1163 sayılı Kooperatifler Kanunun'un 1. maddesinde kooperatifler “Tüzel kişiliği haiz olmak üzere ortaklarının belirli ekonomik menfaatlerini ve özellikle meslek veya geçimlerine ait ihtiyaçlarını iş gücü ve parasal katkılarıyla karşılıklı yardım, dayanışma ve kefalet suretiyle sağlayıp korumak amacıyla gerçek ve tüzel kişiler tarafından kurulan değişir ortaklı ve değişir sermayeli ortaklıklar” olarak tarif edilmiştir. Maddede kooperatifin ortaklık (şirket) olduğu belirtilmiş ise de, bu ortaklığın “ticari nitelikte bir ortaklık” olduğu yönünde bir açıklama ve belirleme yapılmamıştır. Maddedeki tariften anlaşılacağı üzere kooperatiflerde amaç, diğer ticaret şirketlerinden farklı olarak kazanç elde etmek ve bunu ortakları arasında paylaşmak olmayıp, ortakların ekonomik menfaatlerini, özellikle meslek veya geçimlerine ait ihtiyaçlarını iş gücü ve parasal katkılarıyla karşılıklı yardım, dayanışma ve kefalet suretiyle sağlayıp korumak ve gidermektir. Kooperatifler, kâr zarar amacından ziyade sosyal yönü ağır basan ortaklıklardır. Bu tanıma göre kooperatiflerin tacir kabul edilip tacir sıfatının sonuçlarıyla sorumlu tutmak mümkün değildir. 6102 sayılı TTK'nın 124/1. maddesinde “kooperatifler” ticaret şirketleri arasında sayılmış ise de, aynı maddenin 2. bendinde kooperatifler “şahıs şirketleri” ve “sermaye şirketleri” arasında gösterilmemiştir. TTK'nın 124. maddesinin 1 ve 2. bentleri ile 1163 sayılı Kooperatifler Kanunu'nun 1. maddesi birlikte değerlendirildiğinde kooperatiflerin “ticaret şirketi” olmadığı, sosyal niteliği ağır basan kendine özgü bir ortaklık olduğu anlaşılmaktadır. Benzer hükümler, 6762 sayılı eski TTK'da da bulunmasına rağmen (md 18, 136), Yargıtay'ın kararlılık kazanan uygulamasında kooperatifler tacir olarak kabul edilmemiştir.
T.C.
İSTANBUL
BÖLGE ADLİYE MAHKEMESİ
2. HUKUK DAİRESİ
DOSYA NO: 2020/1594
KARAR NO: 2021/602
T Ü R K M İ L L E T İ A D I N A
İ S T İ N A F K A R A R I
İNCELENEN KARARIN
MAHKEMESİ: İSTANBUL ANADOLU 3. ASLİYE TİCARET MAHK
TARİHİ: 31/01/2019
NUMARASI: 2015/763 esas 2019/102 karar
DAVANIN KONUSU: Elatmanın Önlenmesi
DAVA TARİHİ: 10/07/2015
KARAR TARİHİ: 06/04/2021
İstinaf yoluna başvuran tarafın/vekillerinin istinaf başvurusu üzerine İstanbul Anadolu 3. Asliye Ticaret Mahkemesi'nin 2015/763 esas sayılı dosyası ve dava dosyasında verilen 31/01/2019 tarih ve 2019/102 Karar sayılı gerekçeli kararı incelendi.

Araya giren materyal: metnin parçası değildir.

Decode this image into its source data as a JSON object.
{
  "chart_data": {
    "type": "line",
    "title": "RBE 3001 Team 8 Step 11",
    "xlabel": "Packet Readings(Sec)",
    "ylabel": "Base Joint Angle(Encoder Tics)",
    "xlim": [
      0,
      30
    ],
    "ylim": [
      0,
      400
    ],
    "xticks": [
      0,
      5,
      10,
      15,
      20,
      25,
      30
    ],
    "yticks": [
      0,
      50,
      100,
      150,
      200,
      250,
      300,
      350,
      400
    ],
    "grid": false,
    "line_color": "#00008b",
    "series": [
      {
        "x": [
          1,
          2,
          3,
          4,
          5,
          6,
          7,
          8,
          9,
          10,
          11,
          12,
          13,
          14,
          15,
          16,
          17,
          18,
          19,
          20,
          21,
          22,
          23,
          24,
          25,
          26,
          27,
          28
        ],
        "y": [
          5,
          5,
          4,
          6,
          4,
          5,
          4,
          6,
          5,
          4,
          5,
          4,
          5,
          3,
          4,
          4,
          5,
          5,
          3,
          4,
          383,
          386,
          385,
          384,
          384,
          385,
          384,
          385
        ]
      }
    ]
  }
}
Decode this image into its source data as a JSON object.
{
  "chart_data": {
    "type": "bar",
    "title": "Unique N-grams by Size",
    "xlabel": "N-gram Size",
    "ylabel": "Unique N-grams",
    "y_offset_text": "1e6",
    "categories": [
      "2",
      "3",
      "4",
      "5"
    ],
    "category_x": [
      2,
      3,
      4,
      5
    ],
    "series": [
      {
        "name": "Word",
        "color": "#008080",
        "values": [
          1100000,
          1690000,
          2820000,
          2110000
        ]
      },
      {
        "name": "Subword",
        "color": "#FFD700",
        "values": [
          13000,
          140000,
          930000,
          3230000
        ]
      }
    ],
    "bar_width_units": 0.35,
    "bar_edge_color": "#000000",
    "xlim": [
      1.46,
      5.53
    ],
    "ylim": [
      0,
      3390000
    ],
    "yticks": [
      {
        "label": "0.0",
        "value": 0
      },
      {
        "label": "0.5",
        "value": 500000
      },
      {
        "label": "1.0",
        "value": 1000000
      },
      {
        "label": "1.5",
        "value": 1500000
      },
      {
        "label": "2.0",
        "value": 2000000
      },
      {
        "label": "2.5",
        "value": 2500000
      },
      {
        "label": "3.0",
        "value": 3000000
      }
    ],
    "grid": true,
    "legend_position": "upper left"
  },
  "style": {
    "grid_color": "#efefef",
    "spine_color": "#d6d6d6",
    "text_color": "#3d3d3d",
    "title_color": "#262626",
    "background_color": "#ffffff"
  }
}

GEREĞİ DÜŞÜNÜLDÜ: Tarafların İddia ve Savunmaları: Davacı vekili, 10/07/2015 tarihli dava dilekçesi ile; müvekkil kooperatifin İstanbul ili, Beykoz ilçesi, ... mahallesi, ... ada ... nolu parselin maliki olduğunu, davalıların ise komşu ... ada ... nolu parselin malikleri olduğunu, ... ada ... nolu parselde bulunan siteye ait atık suların müvekkillerin isnat duvarına zarar verdiğini, bir süre önce isnat duvarının kooperatife ait taşınmaza doğru yıkıldığını, bunun için Beykoz Sulh Hukuk Mahkemesinin 2015/22 D.iş dosyasında tespit yapıldığını ve davalılara ihtarname gönderildiğini, ancak sonuç alınamadığını, yapılan müdahalenin önlenmesinin ve isnat duvarının eski hale getirilmesinin gerektiğini, bu sebeple iş bu davayı açtıklarını belirtmiştir. Davalı ... vekili cevap dilekçesi ile; isnat duvarının müvekkillerin olduğu siteye ait olmadığını, isnat duvarının yoğun yağış nedeniyle yıkıldığını açılan davanın reddinin gerektiğini bildirmiştir. Davalı ... vekili cevap dilekçesi ile; söz konusu duvarın onarım aşamasında olduğunu, davada görevli ve yetkili mahkemenin Beykoz Asliye Hukuk Mahkemesi olduğunu, açılan davanın reddinin gerektiğini bildirmiştir. Diğer davalılar cevap dilekçeleri ile; isnat duvarının aşırı yağış nedeniyle zarar gördüğünü, kendilerinin kusurunun olmadığını, açılan davanın reddinin gerektiğini bildirmiştir.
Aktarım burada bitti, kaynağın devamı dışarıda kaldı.